The fake news phenomenon is not unique to Duterte and his allies, or to the Philippines. It emerged as an issue in the United States during drawn-out presidential elections last year, while governments in Europe – Germany in particular – have become concerned about the role of fake news on Facebook and other misinformation spread online during elections.
However, in the Philippines it has become a fixture of political discourse on the Internet, so that one Philippine senator recently called for an inquiry into fake news and disinformation on social media platforms to assess whether new laws should be put in place to address it.
“The propagation of fake news stories has become an effective weapon of several political operatives to influence public opinion and national discourse,” Philippines Senator Francis Pangilinan wrote in a Senate resolution filed on 18 January. “As a result, the level and quality of public discourse have suffered.”
“Discerning the truth from the lies has become more difficult everyday as manipulation of information and blatant fabrication of stories have become increasingly rampant,” he said.
The gap between the information found online and the public’s ability to discern its credibility is where TVUP's open-sourced and massive open online model can help.
“My advocacy really is to help bring open and technologically enhanced pedagogies into my university for our teaching,” said TVUP’s Alfonso. “And we can help bring about broad access to quality education through the creation of open educational resources.”
Online teaching and learning is not new to the Philippines. The University of the Philippines’ Open University, established in 1995, specialises “in the study and practice of open learning and distance education”, according to its website.
In 2013, the university began offering free massive open online courses, or MOOCs. It is only recently, however, through the creation of TVUP, that the open online model has been used to counter misinformation on the internet.

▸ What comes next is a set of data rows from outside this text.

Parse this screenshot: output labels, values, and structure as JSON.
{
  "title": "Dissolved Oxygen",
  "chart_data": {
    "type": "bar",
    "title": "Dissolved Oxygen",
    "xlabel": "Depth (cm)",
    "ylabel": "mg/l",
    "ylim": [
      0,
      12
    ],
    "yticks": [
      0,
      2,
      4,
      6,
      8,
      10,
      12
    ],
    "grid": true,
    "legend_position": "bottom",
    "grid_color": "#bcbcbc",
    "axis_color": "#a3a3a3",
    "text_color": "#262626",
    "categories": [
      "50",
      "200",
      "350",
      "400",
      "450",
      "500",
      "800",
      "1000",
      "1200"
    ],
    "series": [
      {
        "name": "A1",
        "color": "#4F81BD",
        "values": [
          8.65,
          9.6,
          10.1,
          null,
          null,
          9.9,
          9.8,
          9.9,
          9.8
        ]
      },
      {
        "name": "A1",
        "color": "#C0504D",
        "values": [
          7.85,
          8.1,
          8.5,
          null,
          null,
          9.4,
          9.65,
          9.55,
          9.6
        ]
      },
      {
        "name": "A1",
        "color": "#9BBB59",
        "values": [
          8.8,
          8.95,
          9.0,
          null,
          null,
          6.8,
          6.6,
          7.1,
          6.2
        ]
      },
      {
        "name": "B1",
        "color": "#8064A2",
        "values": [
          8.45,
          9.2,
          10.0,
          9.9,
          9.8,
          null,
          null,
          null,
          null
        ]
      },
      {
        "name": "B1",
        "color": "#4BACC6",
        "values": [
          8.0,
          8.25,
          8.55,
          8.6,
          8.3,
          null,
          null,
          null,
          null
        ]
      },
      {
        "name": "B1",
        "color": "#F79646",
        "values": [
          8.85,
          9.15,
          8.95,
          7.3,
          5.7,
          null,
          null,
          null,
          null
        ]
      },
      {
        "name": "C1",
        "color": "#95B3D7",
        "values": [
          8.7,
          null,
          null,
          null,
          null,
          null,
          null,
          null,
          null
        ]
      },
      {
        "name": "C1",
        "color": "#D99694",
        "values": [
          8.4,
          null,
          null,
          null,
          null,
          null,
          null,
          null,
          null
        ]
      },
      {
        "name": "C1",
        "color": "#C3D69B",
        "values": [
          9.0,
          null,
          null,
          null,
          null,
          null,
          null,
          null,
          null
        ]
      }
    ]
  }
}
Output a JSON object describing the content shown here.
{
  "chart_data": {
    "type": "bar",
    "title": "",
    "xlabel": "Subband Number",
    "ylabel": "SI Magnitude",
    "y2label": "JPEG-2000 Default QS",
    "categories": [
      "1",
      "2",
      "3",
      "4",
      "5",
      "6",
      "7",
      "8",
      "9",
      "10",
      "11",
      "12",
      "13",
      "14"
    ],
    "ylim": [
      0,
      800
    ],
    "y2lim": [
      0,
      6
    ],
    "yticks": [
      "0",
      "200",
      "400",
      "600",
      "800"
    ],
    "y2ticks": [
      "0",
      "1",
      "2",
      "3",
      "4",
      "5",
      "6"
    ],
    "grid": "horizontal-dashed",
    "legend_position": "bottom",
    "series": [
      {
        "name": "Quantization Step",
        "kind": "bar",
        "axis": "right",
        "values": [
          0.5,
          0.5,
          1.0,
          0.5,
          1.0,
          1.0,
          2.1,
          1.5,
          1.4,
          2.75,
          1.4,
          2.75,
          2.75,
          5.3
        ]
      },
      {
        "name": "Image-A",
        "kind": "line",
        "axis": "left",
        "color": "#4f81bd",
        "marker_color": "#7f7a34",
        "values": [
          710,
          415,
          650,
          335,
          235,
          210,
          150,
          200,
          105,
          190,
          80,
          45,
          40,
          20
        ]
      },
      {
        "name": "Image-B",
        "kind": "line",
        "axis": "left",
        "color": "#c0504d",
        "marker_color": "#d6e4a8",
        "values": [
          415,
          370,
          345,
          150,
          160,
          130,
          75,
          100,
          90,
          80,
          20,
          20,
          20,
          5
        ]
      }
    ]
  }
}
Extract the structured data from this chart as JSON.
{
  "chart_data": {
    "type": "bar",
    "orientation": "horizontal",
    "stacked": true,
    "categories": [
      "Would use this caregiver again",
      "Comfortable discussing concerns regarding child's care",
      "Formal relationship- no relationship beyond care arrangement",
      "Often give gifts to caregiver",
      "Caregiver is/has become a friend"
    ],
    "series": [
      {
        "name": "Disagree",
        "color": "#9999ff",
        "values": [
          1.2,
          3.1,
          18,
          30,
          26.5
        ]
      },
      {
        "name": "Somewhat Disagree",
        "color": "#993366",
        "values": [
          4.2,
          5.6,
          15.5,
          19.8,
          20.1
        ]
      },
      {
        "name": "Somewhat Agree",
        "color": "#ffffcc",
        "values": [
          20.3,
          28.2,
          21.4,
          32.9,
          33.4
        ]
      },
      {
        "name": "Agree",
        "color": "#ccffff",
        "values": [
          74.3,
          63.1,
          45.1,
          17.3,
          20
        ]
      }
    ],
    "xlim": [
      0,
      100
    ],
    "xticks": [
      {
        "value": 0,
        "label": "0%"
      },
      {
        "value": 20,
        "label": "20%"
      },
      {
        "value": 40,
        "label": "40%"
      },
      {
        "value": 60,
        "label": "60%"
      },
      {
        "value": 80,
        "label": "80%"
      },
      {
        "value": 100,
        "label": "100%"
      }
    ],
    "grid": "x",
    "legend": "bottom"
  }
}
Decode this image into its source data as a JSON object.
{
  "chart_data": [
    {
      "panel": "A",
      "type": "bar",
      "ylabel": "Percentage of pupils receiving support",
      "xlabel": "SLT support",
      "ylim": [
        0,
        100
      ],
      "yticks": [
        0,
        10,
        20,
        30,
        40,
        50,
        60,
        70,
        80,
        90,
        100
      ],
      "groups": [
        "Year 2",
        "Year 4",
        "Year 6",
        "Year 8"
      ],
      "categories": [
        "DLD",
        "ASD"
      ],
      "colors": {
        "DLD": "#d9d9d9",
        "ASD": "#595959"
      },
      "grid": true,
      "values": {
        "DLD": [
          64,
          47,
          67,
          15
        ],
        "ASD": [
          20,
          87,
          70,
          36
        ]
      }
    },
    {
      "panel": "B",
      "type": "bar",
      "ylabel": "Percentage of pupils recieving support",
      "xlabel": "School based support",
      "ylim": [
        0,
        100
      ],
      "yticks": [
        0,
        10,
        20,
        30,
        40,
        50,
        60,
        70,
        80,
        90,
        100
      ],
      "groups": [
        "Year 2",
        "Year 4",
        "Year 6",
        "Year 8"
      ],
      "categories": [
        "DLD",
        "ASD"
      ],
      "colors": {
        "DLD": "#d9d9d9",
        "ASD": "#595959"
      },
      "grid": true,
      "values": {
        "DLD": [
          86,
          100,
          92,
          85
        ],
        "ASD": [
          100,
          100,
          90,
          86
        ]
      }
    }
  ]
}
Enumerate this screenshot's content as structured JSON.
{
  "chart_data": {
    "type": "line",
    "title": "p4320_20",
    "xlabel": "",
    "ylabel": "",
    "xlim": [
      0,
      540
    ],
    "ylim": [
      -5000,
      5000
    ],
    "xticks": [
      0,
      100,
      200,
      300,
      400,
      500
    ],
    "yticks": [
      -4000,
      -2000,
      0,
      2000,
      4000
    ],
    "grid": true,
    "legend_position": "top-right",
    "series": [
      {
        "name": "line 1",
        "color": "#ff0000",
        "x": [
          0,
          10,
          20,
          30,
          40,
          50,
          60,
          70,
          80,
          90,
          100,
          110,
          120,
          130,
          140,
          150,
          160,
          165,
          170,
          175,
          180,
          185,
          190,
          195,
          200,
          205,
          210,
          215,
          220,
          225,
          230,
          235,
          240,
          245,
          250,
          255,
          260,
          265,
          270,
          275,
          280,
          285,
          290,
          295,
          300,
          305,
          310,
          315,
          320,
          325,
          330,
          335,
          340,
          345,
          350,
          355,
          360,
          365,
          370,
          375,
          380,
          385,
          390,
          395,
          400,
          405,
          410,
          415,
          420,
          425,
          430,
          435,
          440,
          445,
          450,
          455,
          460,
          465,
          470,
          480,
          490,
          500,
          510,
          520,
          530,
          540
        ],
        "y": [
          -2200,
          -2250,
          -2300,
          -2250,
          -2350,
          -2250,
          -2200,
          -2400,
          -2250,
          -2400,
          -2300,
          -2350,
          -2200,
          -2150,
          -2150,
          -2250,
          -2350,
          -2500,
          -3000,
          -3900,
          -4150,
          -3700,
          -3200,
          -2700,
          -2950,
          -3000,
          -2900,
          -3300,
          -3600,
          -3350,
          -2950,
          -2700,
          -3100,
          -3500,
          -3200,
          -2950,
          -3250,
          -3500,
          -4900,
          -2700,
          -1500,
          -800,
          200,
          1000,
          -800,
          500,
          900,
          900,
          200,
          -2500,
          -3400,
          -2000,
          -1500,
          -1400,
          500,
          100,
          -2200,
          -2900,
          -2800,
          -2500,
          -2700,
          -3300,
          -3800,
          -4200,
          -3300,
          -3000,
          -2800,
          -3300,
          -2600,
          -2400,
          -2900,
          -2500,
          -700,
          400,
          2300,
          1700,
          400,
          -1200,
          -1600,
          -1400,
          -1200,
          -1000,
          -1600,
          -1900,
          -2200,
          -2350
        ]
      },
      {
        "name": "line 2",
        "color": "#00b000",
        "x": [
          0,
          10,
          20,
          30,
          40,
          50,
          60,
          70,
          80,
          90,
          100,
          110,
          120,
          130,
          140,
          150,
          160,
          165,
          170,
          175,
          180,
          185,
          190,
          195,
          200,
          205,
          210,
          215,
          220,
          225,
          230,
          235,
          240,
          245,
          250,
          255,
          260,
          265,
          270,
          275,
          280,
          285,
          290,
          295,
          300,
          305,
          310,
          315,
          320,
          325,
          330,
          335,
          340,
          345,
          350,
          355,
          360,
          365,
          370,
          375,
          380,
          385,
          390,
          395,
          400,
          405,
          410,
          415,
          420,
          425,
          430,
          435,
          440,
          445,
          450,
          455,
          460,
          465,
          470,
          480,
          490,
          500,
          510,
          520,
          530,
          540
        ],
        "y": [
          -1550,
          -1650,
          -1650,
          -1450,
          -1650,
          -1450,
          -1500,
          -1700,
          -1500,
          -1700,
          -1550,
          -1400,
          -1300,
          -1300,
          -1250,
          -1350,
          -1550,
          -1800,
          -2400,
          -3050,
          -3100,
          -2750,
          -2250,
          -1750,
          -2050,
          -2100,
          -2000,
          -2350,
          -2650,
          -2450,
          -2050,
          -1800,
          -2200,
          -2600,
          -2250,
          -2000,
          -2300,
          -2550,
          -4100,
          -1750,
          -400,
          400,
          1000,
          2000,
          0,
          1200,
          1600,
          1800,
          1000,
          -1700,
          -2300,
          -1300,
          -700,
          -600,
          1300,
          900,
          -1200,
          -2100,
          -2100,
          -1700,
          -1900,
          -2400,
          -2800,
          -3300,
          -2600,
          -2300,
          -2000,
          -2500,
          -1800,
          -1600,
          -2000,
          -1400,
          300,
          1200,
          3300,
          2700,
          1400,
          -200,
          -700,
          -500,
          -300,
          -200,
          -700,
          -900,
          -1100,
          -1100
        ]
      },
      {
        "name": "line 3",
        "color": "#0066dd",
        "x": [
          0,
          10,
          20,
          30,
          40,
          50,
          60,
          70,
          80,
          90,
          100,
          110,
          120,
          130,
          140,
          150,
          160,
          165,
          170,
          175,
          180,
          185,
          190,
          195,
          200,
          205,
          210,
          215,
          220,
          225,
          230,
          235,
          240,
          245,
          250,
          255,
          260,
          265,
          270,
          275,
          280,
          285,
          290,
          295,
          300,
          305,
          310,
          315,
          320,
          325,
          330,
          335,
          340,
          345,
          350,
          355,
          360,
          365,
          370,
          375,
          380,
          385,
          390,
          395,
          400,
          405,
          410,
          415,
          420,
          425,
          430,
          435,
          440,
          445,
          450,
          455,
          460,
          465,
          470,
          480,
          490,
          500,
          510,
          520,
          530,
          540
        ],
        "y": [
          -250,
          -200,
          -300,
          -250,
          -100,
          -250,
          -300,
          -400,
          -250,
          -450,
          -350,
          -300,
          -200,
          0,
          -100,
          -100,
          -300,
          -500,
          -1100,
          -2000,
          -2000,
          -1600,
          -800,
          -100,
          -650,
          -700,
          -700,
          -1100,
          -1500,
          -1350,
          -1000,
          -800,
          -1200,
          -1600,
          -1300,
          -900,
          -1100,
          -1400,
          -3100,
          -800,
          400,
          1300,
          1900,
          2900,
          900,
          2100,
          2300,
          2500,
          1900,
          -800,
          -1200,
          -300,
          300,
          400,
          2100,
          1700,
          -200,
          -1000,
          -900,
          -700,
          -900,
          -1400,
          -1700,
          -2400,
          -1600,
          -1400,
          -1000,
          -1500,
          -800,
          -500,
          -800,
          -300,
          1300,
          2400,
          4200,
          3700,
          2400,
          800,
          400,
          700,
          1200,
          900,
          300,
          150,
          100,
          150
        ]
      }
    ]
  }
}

Masato Kajimoto, an assistant professor at the Journalism and Media Studies Centre at the University of Hong Kong, has been teaching news literacy courses since 2012 in coordination with Stony Brook University in the United States.
Although his programme is purely educational, whereas TVUP seeks to educate and entertain through multimedia content production, both aim to help news consumers become more discerning.
In January, Kajimoto co-launched a free MOOC entitled "Making Sense of the News: News literacy lessons for digital citizens", hosted by the online learning platform Coursera.
The six-week news literacy course seeks to “help learners develop their critical thinking skills to enable them to better identify reliable information in news reports and to become better informed about the world in which we live”, according to the online description of the course. About 3,600 students registered for its latest session.
One of the biggest hurdles, Kajimoto says, is convincing students to acknowledge that news literacy skills are not innate. They have to be developed. “Even if students think they’re smart enough to identify biases [in news], if you blind test them you realise they don’t know,” he says.
But even if students develop the skills to distinguish fact from fiction and news from opinion, will they be willing to think critically while engaging on social media? Alfonso at TVUP remains hopeful. “I think it still matters because [thinking critically] challenges everyone,” said Alfonso. “It allows us to be able to know what to believe and what not to believe.”